Which is killer but I must say that I use it less and less. Why?

Cause my calendar is largely automated via email using Evie.ai.

They have just launched their new product and rebranding.

Full disclosure – SeedPlus is an investor but I was using it before that happened.

Anyways. Check it out. You will love it.

Ask A VC #6

Question:

Planning on creating a startup and looking to raise some angel money to kick things off. I want to raise money first from friends and family. Any advice?

Answer:

First off, although it might be called the friends and family round, I suggest exercising caution in actually taking that round label seriously.

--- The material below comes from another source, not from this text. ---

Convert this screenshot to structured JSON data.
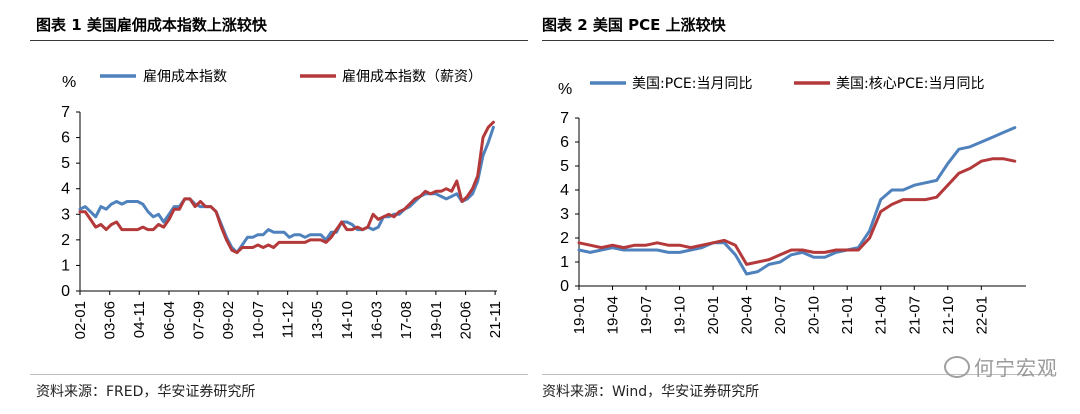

Note that most startups fail and if you lose all your capital you might find your family and friends to be a little upset. So make sure they know the risks and that this is disposable capital for them since they may think this is the new gravy train and trust me, it’s not.

Also make sure you do the paperwork right and structure it as a proper note and treat it like all other investors. Maybe sweeten the discount but don’t do silly stuff like promise to pay it back early or do non-standard terms that scare off your future institutional investors.